The actual canal manifest being used: https://github.com/kubernetes-incubator/kubespray/blob/master/roles/network_plugin/canal/templates/canal-node.yaml.j2
I have the same issue.
k8s v1.8.1 + canal (1.7/canal.yaml)
- quay.io/calico/node:v2.6.1
- quay.io/calico/cni:v1.10.0
- quay.io/coreos/flannel:v0.8.0
Sounds like this issue: flannel-io/flannel#427
Looks like some vxlan improvements have made it into Flannel v0.9.0.
I'll look at getting a canal release ASAP that includes Flannel v0.9.0. Hopefully should resolve this problem.

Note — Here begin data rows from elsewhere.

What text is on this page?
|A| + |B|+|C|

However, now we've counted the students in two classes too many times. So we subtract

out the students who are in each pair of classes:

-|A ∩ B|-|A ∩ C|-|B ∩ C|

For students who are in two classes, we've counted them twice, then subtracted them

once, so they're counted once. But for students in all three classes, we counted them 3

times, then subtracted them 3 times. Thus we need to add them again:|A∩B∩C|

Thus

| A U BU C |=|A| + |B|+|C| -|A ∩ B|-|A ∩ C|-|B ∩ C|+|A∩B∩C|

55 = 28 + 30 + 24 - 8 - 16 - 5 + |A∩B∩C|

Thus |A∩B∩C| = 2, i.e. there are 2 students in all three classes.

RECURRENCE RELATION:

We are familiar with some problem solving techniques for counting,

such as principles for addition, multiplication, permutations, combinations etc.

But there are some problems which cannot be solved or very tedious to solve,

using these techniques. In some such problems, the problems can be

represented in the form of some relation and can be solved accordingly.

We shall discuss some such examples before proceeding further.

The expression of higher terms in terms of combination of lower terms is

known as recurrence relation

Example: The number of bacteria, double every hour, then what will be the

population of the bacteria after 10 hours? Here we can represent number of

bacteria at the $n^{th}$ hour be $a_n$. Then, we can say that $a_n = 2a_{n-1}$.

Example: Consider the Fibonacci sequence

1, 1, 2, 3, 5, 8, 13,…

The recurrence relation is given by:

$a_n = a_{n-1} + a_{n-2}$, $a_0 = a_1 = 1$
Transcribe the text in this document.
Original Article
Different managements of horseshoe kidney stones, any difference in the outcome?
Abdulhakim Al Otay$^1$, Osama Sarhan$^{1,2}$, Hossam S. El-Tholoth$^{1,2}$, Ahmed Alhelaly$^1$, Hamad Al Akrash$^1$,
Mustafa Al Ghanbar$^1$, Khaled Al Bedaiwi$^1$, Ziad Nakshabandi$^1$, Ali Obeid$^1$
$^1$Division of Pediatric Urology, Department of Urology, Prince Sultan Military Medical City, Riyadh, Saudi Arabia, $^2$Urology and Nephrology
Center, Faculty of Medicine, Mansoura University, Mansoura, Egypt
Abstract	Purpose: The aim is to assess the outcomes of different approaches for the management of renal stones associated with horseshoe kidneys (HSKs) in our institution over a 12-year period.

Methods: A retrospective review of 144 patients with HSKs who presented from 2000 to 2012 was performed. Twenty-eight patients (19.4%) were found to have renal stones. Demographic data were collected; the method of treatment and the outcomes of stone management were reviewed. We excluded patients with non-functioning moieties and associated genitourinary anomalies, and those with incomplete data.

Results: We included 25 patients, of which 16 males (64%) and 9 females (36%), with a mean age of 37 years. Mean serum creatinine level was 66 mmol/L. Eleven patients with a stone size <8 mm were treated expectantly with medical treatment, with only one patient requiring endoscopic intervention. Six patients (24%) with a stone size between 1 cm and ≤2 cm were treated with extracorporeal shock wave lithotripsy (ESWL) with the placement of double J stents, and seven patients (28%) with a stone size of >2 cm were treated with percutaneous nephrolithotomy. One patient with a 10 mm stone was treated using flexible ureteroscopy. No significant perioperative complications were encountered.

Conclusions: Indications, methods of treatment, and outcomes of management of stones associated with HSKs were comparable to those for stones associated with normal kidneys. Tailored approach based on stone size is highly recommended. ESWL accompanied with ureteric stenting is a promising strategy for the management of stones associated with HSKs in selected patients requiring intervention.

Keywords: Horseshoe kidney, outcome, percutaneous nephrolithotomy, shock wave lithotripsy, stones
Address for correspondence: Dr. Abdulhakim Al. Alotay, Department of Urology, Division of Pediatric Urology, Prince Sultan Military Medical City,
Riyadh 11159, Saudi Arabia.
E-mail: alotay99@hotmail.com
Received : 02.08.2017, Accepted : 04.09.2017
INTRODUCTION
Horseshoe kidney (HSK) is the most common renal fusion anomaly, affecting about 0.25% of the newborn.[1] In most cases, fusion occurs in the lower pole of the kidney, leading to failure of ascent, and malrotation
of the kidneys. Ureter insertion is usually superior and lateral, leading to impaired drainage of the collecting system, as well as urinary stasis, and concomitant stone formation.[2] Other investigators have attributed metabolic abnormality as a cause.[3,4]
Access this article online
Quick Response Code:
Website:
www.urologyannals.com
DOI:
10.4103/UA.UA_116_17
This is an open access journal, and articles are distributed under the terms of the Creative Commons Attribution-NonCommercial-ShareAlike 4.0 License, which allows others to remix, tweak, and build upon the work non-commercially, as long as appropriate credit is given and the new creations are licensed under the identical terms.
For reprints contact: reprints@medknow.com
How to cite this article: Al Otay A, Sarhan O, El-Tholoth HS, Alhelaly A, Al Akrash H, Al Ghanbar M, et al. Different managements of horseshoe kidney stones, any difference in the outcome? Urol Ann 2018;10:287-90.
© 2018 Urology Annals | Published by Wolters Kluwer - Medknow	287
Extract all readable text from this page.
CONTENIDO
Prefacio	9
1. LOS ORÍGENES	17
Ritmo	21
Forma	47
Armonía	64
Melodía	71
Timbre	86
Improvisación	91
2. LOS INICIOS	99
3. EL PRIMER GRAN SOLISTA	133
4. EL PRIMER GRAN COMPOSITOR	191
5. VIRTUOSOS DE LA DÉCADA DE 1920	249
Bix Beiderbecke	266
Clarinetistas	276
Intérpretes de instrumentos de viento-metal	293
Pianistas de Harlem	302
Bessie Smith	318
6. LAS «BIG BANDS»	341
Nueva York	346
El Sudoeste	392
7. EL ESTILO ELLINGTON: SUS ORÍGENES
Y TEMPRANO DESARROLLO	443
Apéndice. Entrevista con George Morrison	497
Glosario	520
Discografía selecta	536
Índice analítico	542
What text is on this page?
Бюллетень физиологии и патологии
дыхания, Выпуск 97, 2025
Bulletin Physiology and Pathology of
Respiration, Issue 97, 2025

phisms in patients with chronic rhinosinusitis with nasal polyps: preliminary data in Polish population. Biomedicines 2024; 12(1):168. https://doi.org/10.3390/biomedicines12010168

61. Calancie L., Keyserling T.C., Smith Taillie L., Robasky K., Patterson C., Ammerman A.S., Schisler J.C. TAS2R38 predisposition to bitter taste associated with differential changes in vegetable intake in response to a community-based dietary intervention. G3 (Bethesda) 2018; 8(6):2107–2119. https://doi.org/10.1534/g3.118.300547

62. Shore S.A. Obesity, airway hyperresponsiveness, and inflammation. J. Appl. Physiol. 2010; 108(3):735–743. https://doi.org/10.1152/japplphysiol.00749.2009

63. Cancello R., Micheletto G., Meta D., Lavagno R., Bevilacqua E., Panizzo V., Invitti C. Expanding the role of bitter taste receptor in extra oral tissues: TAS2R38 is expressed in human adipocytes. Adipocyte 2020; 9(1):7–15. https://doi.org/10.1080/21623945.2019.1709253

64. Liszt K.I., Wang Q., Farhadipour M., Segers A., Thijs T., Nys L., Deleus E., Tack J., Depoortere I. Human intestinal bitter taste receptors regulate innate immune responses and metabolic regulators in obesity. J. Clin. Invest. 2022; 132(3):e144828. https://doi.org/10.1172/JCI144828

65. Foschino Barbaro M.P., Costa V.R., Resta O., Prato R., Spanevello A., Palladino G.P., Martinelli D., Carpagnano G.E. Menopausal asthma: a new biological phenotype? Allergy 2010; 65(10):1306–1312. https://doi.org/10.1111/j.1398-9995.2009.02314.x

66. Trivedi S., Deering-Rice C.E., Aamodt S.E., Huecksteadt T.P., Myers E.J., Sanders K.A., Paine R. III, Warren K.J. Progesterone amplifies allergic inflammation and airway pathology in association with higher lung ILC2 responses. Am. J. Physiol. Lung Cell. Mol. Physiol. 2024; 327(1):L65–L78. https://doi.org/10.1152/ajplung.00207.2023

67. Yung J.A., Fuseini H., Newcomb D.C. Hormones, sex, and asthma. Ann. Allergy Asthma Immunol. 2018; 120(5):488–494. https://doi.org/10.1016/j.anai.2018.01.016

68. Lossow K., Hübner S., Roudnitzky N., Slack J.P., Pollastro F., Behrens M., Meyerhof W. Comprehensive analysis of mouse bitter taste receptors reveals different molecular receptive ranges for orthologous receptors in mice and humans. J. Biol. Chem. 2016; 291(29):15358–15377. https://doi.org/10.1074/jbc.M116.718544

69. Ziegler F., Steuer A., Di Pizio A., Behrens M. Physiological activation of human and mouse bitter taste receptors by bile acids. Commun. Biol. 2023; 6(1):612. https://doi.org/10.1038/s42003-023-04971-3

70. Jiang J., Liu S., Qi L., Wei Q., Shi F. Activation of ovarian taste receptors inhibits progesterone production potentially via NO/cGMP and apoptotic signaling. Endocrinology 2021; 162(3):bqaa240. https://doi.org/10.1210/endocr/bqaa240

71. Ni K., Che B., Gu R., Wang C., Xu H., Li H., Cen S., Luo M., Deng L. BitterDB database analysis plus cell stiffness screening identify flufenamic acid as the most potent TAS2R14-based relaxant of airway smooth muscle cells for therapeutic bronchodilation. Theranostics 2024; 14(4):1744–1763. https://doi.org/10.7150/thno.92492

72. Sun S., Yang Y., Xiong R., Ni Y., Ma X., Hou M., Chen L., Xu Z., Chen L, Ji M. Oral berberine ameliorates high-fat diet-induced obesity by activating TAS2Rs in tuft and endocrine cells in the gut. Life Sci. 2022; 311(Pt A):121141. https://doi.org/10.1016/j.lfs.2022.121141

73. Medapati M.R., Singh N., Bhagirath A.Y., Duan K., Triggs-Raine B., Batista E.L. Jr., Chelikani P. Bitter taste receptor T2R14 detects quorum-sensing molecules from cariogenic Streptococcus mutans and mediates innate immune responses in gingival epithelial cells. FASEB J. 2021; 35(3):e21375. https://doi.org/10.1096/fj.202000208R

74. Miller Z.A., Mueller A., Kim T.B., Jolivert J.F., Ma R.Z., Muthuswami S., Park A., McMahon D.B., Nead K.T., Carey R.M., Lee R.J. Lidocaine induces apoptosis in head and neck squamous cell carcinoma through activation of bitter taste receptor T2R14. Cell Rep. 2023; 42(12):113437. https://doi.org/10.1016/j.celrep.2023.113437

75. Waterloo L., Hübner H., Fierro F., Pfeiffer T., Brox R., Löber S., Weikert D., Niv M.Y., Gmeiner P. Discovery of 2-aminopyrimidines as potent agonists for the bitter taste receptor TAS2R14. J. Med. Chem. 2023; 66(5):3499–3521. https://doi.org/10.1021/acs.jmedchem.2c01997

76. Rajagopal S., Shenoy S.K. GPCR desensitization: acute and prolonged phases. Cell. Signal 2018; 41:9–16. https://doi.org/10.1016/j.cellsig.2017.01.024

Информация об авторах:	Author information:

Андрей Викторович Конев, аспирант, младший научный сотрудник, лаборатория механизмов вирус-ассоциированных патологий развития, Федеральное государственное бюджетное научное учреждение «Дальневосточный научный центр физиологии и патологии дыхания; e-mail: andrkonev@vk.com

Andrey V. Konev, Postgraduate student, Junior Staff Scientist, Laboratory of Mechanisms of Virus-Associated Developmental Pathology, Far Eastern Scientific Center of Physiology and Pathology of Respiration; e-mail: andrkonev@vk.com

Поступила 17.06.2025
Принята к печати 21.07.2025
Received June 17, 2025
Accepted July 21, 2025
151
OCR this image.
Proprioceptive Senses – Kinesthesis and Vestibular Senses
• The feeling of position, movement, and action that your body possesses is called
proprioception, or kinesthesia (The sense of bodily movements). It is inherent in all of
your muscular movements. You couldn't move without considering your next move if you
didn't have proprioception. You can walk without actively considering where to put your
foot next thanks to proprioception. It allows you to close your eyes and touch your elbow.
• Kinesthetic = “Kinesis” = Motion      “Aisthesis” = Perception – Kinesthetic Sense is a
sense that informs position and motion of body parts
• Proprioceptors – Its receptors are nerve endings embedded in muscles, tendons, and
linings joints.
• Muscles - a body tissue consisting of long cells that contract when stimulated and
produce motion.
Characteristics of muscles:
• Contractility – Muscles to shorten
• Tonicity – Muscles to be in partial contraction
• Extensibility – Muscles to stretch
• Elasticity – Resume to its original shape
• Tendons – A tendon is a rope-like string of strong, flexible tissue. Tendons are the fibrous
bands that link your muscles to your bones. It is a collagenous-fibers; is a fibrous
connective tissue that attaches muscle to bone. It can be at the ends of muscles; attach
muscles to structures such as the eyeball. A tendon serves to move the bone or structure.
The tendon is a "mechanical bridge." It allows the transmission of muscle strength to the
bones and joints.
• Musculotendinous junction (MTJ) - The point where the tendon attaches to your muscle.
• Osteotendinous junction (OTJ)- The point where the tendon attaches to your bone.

The new canal manifests (which have been moved to https://docs.projectcalico.org/v2.6/getting-started/kubernetes/installation/hosted/canal/) now include Flannel v0.9.1 so I'm going to close this issue.
I see that kubespray has bumped to v0.9 as well, so if anyone is still hitting this there make sure you've updated.
I suggest anyone still hitting this issue on Flannel v0.9+ please open a new issue instead of commenting here.
Thanks!
Confirmed: Flannel v0.9 fixes our issues.